Мария Ноженко – кандидат политических наук, научный сотрудник Центра европейских исследований Европейского университета в Санкт-Петербурге. Автор книги «Национальные государства в Европе».
С чего начинается Родина?
На протяжении всех постсоветских лет ведутся споры о том, является ли Россия национальным государством и надо ли ей вообще им становиться. С завидным постоянством различные политические силы пытаются разработать собственные национальные проекты. Однако ни одна из таких потуг не привела к рождению серьезной национальной идеи. Есть ли национальное будущее у нашей страны?

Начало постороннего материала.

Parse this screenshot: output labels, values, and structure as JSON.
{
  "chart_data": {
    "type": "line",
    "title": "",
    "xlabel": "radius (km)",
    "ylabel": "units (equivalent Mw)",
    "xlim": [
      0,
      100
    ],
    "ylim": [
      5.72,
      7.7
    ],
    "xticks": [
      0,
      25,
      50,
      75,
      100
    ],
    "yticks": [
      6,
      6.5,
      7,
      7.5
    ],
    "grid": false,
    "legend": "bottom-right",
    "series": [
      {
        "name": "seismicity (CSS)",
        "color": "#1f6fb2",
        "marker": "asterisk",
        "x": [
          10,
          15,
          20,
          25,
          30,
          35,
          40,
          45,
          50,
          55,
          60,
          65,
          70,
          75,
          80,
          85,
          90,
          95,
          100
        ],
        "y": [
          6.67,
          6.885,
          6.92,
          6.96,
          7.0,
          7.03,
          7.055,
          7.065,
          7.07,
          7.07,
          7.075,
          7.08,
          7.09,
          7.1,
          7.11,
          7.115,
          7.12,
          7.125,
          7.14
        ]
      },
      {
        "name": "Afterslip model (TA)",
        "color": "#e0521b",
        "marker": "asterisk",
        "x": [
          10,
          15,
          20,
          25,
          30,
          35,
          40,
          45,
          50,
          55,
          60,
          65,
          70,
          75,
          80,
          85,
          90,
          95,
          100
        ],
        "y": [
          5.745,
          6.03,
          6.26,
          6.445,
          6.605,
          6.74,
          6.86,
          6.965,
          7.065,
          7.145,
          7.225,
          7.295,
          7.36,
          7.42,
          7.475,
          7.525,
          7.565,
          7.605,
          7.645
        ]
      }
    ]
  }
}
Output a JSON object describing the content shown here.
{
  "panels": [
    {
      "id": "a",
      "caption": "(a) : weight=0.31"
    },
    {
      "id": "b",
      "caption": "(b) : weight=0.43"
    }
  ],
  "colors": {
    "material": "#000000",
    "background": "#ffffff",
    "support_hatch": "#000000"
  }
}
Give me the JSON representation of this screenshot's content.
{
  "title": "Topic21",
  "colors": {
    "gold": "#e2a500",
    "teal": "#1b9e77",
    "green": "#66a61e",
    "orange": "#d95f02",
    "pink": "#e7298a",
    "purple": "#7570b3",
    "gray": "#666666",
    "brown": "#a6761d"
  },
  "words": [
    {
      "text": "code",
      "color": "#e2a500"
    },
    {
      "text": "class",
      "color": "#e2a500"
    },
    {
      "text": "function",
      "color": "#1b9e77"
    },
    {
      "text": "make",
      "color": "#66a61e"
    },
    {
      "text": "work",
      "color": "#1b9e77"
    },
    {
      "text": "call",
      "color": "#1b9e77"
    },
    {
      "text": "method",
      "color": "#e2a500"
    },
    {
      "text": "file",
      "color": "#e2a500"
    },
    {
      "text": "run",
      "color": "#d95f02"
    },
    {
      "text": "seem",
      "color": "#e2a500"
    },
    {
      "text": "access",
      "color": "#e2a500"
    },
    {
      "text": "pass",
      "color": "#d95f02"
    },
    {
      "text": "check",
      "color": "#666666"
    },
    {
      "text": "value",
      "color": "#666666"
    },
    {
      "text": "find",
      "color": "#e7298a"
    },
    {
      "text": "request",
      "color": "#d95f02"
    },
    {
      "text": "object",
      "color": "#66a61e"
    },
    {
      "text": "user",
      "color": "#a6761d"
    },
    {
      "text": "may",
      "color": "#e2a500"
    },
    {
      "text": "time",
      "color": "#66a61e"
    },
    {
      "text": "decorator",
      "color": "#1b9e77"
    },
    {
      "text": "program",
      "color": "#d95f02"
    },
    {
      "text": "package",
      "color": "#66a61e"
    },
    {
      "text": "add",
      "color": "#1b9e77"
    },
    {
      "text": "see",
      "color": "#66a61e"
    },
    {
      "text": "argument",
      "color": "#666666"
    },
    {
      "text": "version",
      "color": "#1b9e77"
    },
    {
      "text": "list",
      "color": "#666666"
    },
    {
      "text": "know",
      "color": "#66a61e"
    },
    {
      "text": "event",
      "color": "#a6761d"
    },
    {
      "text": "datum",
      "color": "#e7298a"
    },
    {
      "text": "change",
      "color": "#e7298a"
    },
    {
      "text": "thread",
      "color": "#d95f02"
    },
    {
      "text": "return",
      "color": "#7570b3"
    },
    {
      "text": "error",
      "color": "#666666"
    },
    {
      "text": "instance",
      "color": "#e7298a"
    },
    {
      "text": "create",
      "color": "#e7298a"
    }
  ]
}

В России нация традиционно мыслится как группа, основанная на общности происхождения. Такое представление – это наследие советского прошлого, когда нация официально определялась как высшая стадия развития национальности. Однако в англоязычном мире данное понятие имеет, скорее, политико-культурное, нежели биологическое значение, поскольку неразрывно связано с феноменом национальной государственности. В отечественных научных и общественно-политических дебатах последнего десятилетия, под воздействием англоязычных исследований происходит постепенная трансформация представлений о нации и национальных государствах. Все чаще начинают звучать идеи превращения жителей России в политико-культурную общность. Поэтому одновременное обращение как к западным исследованиям, так и к российским реалиям позволит более четко оценить перспективы национального будущего нашей страны.
Жернова унификации
При упоминаниях о нациях и национальных государствах в первую очередь речь идет о едином культурном сообществе. При этом осознанно или нечаянно воспроизводятся аргументы одного из наиболее авторитетных исследователей Эрнеста Геллнера, который рассматривал национализм как принцип совпадения политических и культурных границ. По его мнению, родина начинается не столько с картинки в первой книжке школяра, а с букваря как такового. Система массового образования закладывает основы чувства национальной принадлежности, поскольку школы превращают учеников в носителей не только общих знаний по конкретным предметам, но и образцов стандартизированной культуры. При этом речь идет не о политической, а об общей культуре, базирующейся, в первую очередь, на языковых нормах.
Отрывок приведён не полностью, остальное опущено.